Bon Echo - Kishkebus Canoe Route




      Bon Echo is a great Provincial Park in Ontario.  Not only does it have the majestic cliffs right in front of the park in Mazinaw Lake, it also has 17kms of backpacking trails (or backpacking-lite), and also the introductory canoe camping lake Joe Perry Lake, which you park your car, portage down to the water, load it up, and canoe across the lake to one of the 23 campsites lining the perimeter of the lake.  I have never been there, but I hear many are very nice, some with their own private sandy beach!

     In any case, I was there yurting with some friends for the 2013 May 24 weekend recently and we decided to tackle the Kishkebus route, a 16 km canoe route that essentially encircles the Mazinaw Cliffs, through a series of portages, lakes and rivers.  It is rated moderate to hard and takes 4 hours according to the woefully insufficient information in the campground info. booklet.  In fact they label it as a 21km route which it isn't anywhere near, and I would call it a novice to intermediate day trip, closer to the novice side, but it depends how heavy a canoe you have.
  The weather wasn’t all that great – overcast, spitting rain very lightly and a little windy but we decided to go anyways.  In the end, it took us about 4 hours.  I had my new canoe and my other friends rented a canoe from the lagoon at the park - $25 for 8 hours.  We got started around 12:30.  Clockwise is the preferred direction, to get the longer 1.5km portage out of the way early on.  From the Lagoon at the park where the canoes are rented you head northward, go through the narrows near Mazinaw rock, along the rock to check out the pictographs, Walt Whitman inscribing, and the ancient cedars along the face of Mazinaw cliff.   Just around the corner is the beginning of the long portage, after a small bay that you probably think is the portage, but it is not. There is a sign indicating the portage is to the left.  
      Right next to the portage, to the right is a hut belonging to the alpine club for the rock climbers.  A few steps up from the shore to begin the 1.5km portage.  I had not much trouble portaging with my new canoe, as it is light and nicely balanced, but the others had more trouble with the much heavier rental canoe that was also not balanced properly and was nose heavy.  I didn’t really look at the map much beforehand, so the length of the portage was a little longer than I expected, but it was not much of a problem.  The portage ends at Kishkebus lake, a nice serene lake, part of Bon Echo park with no motorboats or cottages on it.

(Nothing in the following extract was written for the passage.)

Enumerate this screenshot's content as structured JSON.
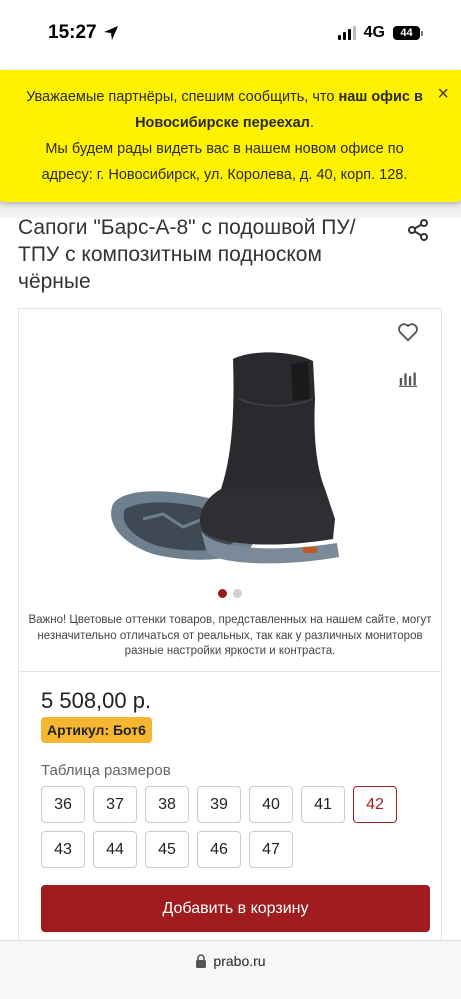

                At the end of Kishkebus lake, there’s a short portage to Shabomeka lake, where you’re back into cottage country again.  Rounding the corner to the right we came to a small dam where there is a portage to the left side.  There’s a small signin not very visible brown with yellow lettering, with ‘TRAIL’ written on it, not really marked well. We stopped for a quick lunch here, but then it started raining moderately so we started off again.  At the dam, the water looks a bit shallow to put in just after it (probably even much more so in mid summer).   But, there was no obvious portage farther downstream… we found out one does exist if you go left a bit and straight, but we didn’t see any from the dam’s perspective.  We put the rental canoe in just after the dam, but my new canoe I crossed the dam, and put in in a swampy area to the right of the dam, which worked well in the water levels we had.  As we rounded the first corner we saw were we were supposed to put in. 
     Just after that bend, there’s a recently built short beaver dame we ran just by paddling quickly up to and over it.  Otherwise, there doesn’t seem to be a portage on either side, probably because of the recentness of it.   This opens up into strangely named semicircle lake, as it isn’t a semicircle at all.  The bottom is shallow and silty on this lake.  Heading left out into Campbell creek there’s a low bridge you either had to duck under or portage around.  The next part is a nice paddle, down a meandering stream with lots of beaver activity, we saw quite a few lodges in this area.
Then comes the last portage at the mouth of Campbell Creek and Mazinaw Lake.  As you approach, it looks like the portage is on the right, although there’s no signs.  But after you get out ans scramble up a small bank, you don’t know where to go.  There’s an ATV path that just follows the Mazinaw shoreloine quite a ways away, but doesn’t go near the lake.  If you follow the creek past 2 beaver dams, there is a put in after going down a short but steep bank, but there is still another dam past that one.  There is a portage sign facing the other way but no proper trail or no obvious way to go.  I figure the beavers had just built the last dam recently, this portage could use some cleaning up and proper signage.  We paddled to the other side then got out to portage around the last dam and in again….  while getting eaten alive by mosquitoes in late May.  Then we rushed out to Mazinaw for a good breeze to blow the bugs away, and it’s a 2km paddle northward in Lower Mazinaw back to the campground.
    The Kishkebus route is a nice half day adventure trip in Bon Echo for someone that wants to get acquainted with canoe tripping and portaging without carrying gear, or just to get away from the throngs of powerboats and paddlers along the Mazinaw cliffs.